# My lil' emersed setup



## ir0n_ma1den (Apr 27, 2007)

Well,

quick actions and thinking have caused the start of this journal. About 20 minutes ago, I setup a 10g emersed tank (hurray!). 
Here are the specs:

2x 20w lights of America bulbs
eco-complete
a little bit of water

Flora:

3x Cyprus Helferi
1x HC
3xRotola Roundifola

Now comes the questions:

Do I have enough lights over this? Currently, they are on for 12 hours, what is the correct photoperiod?

Does it have to be humid?

Is there another journal/article/whatever on emersed setups?

How should I dose it?

And finally, pics:


----------



## Tube (Apr 1, 2006)

Lights should be fine. Get the top covered but leave a small quarter size hole in it so things can breath. Getting the temp up inside the enclosure also helps. In my experience when you cant see inside because of condensation on the sides everything is right to grow HC well. Whenever there is no condensation my HC tends to grow slower. Hold off on the ferts until you see its necessary. Its pretty simple really, you really wont have to put much thought into it if your goal is just to farm plants.


----------



## DBTS (May 10, 2007)

i'd suggest to remove more water. Water should be just beneath the top layer of your eco.
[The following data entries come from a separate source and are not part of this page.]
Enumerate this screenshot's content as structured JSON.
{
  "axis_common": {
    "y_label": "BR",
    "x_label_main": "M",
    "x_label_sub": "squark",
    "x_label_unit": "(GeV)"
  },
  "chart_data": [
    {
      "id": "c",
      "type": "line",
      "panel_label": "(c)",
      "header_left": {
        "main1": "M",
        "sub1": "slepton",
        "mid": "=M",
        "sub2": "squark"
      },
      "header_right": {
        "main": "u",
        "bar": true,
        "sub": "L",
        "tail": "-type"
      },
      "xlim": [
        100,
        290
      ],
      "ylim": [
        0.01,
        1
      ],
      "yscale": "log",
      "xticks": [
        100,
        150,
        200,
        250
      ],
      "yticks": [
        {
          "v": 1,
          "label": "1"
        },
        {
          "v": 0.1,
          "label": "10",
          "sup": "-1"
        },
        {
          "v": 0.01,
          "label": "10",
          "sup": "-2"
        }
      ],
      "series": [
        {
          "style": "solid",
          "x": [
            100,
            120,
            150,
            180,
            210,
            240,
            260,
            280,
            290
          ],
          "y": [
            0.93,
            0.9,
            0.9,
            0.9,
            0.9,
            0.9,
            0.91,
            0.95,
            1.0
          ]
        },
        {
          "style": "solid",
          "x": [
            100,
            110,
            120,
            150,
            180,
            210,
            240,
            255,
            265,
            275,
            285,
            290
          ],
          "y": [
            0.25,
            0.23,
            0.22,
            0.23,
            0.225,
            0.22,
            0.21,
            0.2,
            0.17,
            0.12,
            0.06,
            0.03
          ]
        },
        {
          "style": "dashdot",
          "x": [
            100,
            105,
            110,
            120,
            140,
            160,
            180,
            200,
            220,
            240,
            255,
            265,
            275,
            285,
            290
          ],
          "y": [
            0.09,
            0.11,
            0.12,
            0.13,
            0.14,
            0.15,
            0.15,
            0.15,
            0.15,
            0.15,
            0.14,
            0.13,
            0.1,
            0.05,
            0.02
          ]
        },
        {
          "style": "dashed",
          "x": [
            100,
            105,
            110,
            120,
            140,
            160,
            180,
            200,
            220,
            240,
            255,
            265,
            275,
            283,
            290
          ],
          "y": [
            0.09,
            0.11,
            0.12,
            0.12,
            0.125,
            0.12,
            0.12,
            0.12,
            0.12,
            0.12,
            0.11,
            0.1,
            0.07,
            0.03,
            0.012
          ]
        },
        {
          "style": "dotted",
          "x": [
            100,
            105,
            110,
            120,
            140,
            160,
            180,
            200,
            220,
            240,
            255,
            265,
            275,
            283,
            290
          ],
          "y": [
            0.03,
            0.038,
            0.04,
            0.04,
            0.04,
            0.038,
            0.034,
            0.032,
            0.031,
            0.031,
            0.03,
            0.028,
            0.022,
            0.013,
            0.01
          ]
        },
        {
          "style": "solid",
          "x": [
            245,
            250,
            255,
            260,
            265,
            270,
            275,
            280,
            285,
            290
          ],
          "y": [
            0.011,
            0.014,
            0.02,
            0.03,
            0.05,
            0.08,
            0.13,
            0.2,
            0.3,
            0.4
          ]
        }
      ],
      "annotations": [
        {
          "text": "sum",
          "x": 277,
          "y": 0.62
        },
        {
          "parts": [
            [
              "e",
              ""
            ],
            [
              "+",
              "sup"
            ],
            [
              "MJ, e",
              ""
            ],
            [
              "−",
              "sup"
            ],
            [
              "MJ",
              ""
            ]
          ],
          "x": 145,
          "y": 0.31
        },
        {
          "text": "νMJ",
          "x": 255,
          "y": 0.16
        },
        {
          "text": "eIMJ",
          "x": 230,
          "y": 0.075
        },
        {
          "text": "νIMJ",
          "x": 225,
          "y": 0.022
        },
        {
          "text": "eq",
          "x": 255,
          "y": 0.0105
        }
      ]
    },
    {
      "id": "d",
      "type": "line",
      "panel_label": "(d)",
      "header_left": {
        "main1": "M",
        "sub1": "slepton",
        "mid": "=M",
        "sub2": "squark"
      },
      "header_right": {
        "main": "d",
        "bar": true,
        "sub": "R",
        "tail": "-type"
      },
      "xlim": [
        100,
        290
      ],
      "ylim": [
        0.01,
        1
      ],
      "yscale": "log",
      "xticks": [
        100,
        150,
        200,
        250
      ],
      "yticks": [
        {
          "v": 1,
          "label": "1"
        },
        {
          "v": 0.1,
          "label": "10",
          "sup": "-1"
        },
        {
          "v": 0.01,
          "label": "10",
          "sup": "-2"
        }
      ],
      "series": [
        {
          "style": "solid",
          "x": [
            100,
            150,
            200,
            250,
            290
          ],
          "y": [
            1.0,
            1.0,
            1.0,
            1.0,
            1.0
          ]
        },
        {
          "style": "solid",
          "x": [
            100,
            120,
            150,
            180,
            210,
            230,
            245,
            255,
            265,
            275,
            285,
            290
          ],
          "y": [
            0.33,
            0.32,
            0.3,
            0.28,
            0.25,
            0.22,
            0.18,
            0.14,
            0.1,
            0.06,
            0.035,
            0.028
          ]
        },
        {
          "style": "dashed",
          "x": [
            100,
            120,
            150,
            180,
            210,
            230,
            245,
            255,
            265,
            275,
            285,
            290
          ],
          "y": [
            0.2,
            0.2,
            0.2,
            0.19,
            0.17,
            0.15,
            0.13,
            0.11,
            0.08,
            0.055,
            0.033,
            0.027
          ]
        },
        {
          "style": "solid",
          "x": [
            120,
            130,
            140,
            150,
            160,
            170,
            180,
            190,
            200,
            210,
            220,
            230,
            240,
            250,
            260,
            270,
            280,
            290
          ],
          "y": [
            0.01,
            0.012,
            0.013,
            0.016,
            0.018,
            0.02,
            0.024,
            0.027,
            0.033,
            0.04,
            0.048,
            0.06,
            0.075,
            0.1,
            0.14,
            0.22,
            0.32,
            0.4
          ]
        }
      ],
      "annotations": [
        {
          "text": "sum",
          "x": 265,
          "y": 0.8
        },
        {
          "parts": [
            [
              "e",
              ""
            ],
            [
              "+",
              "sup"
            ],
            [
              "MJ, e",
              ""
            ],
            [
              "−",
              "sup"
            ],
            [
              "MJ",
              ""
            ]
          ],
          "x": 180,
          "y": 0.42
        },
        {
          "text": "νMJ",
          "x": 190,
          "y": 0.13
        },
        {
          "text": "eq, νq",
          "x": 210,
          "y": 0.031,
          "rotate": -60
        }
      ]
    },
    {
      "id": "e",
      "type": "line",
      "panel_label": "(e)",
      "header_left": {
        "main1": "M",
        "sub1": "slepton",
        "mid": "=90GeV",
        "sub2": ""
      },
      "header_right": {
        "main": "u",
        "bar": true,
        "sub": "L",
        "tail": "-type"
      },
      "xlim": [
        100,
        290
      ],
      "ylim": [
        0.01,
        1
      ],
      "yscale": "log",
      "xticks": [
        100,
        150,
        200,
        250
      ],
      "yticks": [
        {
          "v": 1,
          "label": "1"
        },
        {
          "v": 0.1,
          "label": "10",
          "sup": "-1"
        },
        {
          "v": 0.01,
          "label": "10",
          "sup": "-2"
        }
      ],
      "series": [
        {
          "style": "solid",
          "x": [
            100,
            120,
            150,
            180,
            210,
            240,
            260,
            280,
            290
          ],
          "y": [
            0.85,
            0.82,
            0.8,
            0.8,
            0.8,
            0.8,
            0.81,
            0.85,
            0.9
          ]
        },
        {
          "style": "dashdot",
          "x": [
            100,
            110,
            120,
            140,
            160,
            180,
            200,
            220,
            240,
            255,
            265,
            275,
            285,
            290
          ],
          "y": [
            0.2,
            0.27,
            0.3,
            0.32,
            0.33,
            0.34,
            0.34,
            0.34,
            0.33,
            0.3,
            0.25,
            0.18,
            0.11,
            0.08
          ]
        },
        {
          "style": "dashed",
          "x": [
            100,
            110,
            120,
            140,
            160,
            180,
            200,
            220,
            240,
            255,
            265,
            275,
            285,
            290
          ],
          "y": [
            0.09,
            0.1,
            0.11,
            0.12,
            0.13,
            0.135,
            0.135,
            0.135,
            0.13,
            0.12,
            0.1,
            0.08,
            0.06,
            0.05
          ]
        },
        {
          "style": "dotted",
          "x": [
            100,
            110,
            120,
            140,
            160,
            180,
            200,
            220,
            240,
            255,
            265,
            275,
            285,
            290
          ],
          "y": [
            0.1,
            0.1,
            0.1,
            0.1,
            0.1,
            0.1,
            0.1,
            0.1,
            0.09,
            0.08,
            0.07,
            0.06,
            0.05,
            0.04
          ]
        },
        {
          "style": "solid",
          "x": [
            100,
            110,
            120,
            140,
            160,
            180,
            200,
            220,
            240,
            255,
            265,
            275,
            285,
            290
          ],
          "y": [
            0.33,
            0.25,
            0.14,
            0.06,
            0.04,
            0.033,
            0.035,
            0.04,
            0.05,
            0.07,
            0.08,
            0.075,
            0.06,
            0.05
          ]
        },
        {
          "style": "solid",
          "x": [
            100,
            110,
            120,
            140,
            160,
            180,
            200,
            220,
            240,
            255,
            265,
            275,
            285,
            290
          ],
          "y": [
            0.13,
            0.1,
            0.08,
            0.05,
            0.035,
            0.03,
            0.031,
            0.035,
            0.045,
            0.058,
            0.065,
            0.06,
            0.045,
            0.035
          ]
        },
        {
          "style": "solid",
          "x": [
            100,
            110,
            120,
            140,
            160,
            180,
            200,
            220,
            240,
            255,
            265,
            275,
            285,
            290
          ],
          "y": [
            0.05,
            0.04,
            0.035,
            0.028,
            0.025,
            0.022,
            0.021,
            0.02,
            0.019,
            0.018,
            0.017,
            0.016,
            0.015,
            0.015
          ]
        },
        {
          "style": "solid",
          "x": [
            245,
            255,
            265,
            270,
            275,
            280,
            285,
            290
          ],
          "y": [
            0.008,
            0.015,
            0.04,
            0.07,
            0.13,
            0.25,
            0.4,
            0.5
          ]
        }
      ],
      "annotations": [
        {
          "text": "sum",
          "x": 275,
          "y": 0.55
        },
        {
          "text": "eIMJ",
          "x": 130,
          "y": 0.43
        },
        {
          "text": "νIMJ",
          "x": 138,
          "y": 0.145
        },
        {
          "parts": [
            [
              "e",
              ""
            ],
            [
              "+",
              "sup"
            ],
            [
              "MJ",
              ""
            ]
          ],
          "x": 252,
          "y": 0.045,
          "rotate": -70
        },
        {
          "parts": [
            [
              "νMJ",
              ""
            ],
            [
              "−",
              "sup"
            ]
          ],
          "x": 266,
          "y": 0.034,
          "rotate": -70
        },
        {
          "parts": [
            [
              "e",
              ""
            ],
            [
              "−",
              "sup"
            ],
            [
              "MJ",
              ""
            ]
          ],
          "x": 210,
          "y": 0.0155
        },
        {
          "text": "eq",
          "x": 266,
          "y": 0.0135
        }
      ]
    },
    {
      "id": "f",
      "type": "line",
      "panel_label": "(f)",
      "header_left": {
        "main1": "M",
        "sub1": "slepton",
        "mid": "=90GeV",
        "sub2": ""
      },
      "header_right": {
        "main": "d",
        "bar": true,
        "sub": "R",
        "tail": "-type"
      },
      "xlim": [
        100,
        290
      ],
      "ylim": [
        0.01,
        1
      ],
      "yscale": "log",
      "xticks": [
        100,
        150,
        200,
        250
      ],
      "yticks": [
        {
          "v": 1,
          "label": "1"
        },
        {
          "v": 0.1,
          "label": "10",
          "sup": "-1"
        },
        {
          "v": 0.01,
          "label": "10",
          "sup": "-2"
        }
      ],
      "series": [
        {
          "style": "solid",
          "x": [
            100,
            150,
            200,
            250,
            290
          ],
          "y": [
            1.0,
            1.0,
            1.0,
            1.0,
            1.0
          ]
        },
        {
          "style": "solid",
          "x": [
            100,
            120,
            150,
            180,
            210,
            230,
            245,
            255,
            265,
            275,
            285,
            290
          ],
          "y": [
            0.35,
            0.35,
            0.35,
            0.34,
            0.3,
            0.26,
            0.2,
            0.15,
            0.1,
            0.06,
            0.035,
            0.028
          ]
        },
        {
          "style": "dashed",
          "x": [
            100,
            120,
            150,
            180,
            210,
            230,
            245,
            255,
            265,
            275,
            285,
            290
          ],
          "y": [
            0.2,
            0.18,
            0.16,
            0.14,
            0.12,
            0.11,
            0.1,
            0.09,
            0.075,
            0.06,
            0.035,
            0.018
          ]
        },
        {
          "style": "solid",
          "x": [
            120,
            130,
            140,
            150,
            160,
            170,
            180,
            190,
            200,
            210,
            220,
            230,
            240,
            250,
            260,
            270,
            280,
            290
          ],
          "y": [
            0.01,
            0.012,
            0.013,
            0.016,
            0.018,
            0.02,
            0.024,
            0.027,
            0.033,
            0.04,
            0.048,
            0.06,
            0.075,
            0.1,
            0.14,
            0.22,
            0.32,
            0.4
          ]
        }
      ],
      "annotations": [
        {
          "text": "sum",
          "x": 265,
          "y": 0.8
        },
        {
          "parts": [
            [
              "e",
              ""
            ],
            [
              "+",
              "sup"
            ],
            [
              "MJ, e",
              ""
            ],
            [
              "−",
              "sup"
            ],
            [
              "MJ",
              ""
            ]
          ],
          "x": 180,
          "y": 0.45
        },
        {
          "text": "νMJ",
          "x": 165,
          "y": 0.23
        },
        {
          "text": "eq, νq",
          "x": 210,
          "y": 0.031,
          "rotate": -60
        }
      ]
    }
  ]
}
And put some glass cover on top or plastic wrap to keep it humid.


----------



## Jareardy (Feb 14, 2008)

Yeah plastic wrap should do fine, and warm water if you want to keep it humid.


----------



## ir0n_ma1den (Apr 27, 2007)

I put a heat lamp over it, will this help it or no?


----------



## DBTS (May 10, 2007)

Well IMO the light would already generate the heat. Keeping the soil wet and putting plastic wrap on top of the aquarium should keep it humid. Never tried it with warm water though. Tap water was just fine on my setup.


----------



## ir0n_ma1den (Apr 27, 2007)

I took your suggestions to heart and this is what I have now:


----------



## ir0n_ma1den (Apr 27, 2007)

...and a few hours later...


----------



## Jareardy (Feb 14, 2008)

Thats what I'm talking about, instant amazon


----------



## ir0n_ma1den (Apr 27, 2007)

Haha, my mom thinks I will put frogs in it.


----------



## kenny1tothe6 (Aug 12, 2007)

DO it! DO IT! I love frogs!! LOL....i did find another artical(journal?) about emersed setups...http://www.aquaticplantcentral.com/...lture/48746-my-first-emersed-setup-56k-w.html
Hope this helps


----------



## patrick76 (May 21, 2007)

update pic?


----------



## Jervis (Feb 22, 2008)

Show us some frogs


----------



## ir0n_ma1den (Apr 27, 2007)

wow, I forgot about this thread.

No frogs... for now...

pics:














































Well, surprisingly the only plant that seems to be doing well is the HC. I don't know if my other plants are just acclimating or dying, can anybody help me? Ask if you need more information.

thanks


----------



## kenny1tothe6 (Aug 12, 2007)

Did you acclimate them before adding them?(the plants)


----------



## ir0n_ma1den (Apr 27, 2007)

no.


----------



## kenny1tothe6 (Aug 12, 2007)

thats why they are dying....they are probebly having to get used to being on land (or so to say) and have to get there land leaves  hope they come back! BTW: I got interested in this and I started a 2G emersed hex.....I have some equiptment but a lot is pending......


----------



## jazzlvr123 (Apr 29, 2007)

looks okay but its missing one thing.... FROGS!!!


----------



## ir0n_ma1den (Apr 27, 2007)

Hurray for ideas!

I had trouble getting ludwigia repens and Dipildis diandra to grow emersed so I came up with this idea. I took 2 plastic cups, filled them with eco-complete. I then planted the tiny clippings in the cups and then filled them to just above the plants. This should allow the plants to gradually grow in their emeresed form:


----------



## kenny1tothe6 (Aug 12, 2007)

cool! hope that works!


----------



## ir0n_ma1den (Apr 27, 2007)

Oh man, I really need to update this. Basically the whole floor is covered in a nice carpet of HC and I have a creeping stem of Ludwigia. lights are 24x7


----------



## ir0n_ma1den (Apr 27, 2007)

Bam.


----------